Nov. 22 (UPI) — A second federal judge on Tuesday blocked President Donald Trump‘s ban on transgender troops, this time also targeting the president’s attempts to stop federal funds from paying for sex-reassignment surgery.
U.S. District Judge Marvin Garbis in Baltimore said Trump’s Aug. 25 memorandum order “cannot possibly constitute a legitimate governmental interest.”
Trump’s memo said the Department of Defense may not recruit transgender people and may not use federal funds to provide medical treatment, including sex-reassignment surgeries and medications.
Garbis’ order came two weeks after Washington, D.C., District Judge Colleen Kollar-Kotelly ruled that the memo directing the Pentagon to revert to its transgender policy prior to June 2016 cannot be enforced while a lawsuit against the memo works its way through the courts. She said a group of transgender military members are likely to win their suit against the Trump administration.
Garbis’ order, though, goes one step further. Kollar-Kotelly’s ruling left in place the ban on medical treatments for transgender troops; Garbis blocked it.
Plaintiffs have “demonstrated that they are already suffering harmful consequences such as the cancellation and postponements of surgeries, the stigma of being set apart as inherently unfit, facing the prospect of discharge and inability to commission as an officer, the inability to move forward with long-term medical plans, and the threat to their prospects of obtaining long-term assignments,” Garbis wrote.
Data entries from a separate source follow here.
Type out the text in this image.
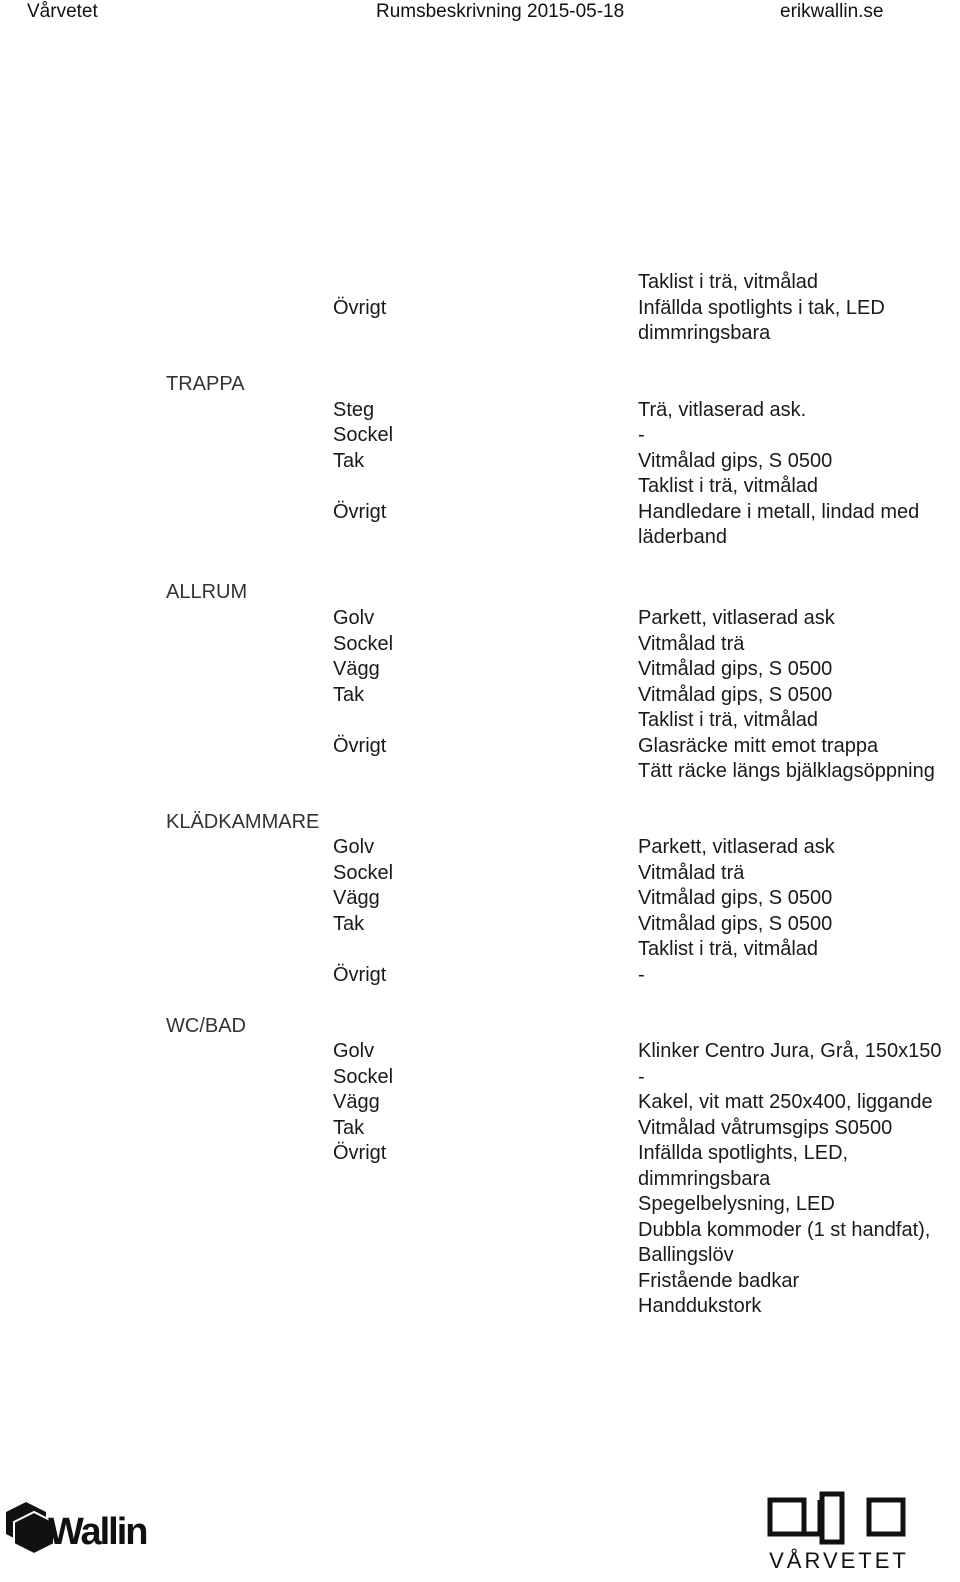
Vårvetet	Rumsbeskrivning 2015-05-18	erikwallin.se
Taklist i trä, vitmålad
Övrigt	Infällda spotlights i tak, LED
dimmringsbara
TRAPPA
Steg	Trä, vitlaserad ask.
Sockel	-
Tak	Vitmålad gips, S 0500
Taklist i trä, vitmålad
Övrigt	Handledare i metall, lindad med
läderband
ALLRUM
Golv	Parkett, vitlaserad ask
Sockel	Vitmålad trä
Vägg	Vitmålad gips, S 0500
Tak	Vitmålad gips, S 0500
Taklist i trä, vitmålad
Övrigt	Glasräcke mitt emot trappa
Tätt räcke längs bjälklagsöppning
KLÄDKAMMARE
Golv	Parkett, vitlaserad ask
Sockel	Vitmålad trä
Vägg	Vitmålad gips, S 0500
Tak	Vitmålad gips, S 0500
Taklist i trä, vitmålad
Övrigt	-
WC/BAD
Golv	Klinker Centro Jura, Grå, 150x150
Sockel	-
Vägg	Kakel, vit matt 250x400, liggande
Tak	Vitmålad våtrumsgips S0500
Övrigt	Infällda spotlights, LED,
dimmringsbara
Spegelbelysning, LED
Dubbla kommoder (1 st handfat),
Ballingslöv
Fristående badkar
Handdukstork
Wallin
VÅRVETET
Despite the ban on transgender healthcare, the Pentagon earlier this month said it would pay for sex-reassignment surgery for an active-duty soldier after doctors deemed the procedure medically necessary.
“Because this servicemember had already begun a sex-reassignment course of treatment, and the treating doctor deemed this surgery medically necessary, a waiver was approved by the director of the Defense Health Agency,” Pentagon spokeswoman Dana White said. “The Supplemental Health Care Program will cover this surgery in accordance with the Department’s interim guidance on transgender servicemembers.
A study by the Palm Center in August found the cost to replace the transgender troops banned by the Trump order would cost $960 million, many times more than the $8.4 million it costs annually for gender transition healthcare.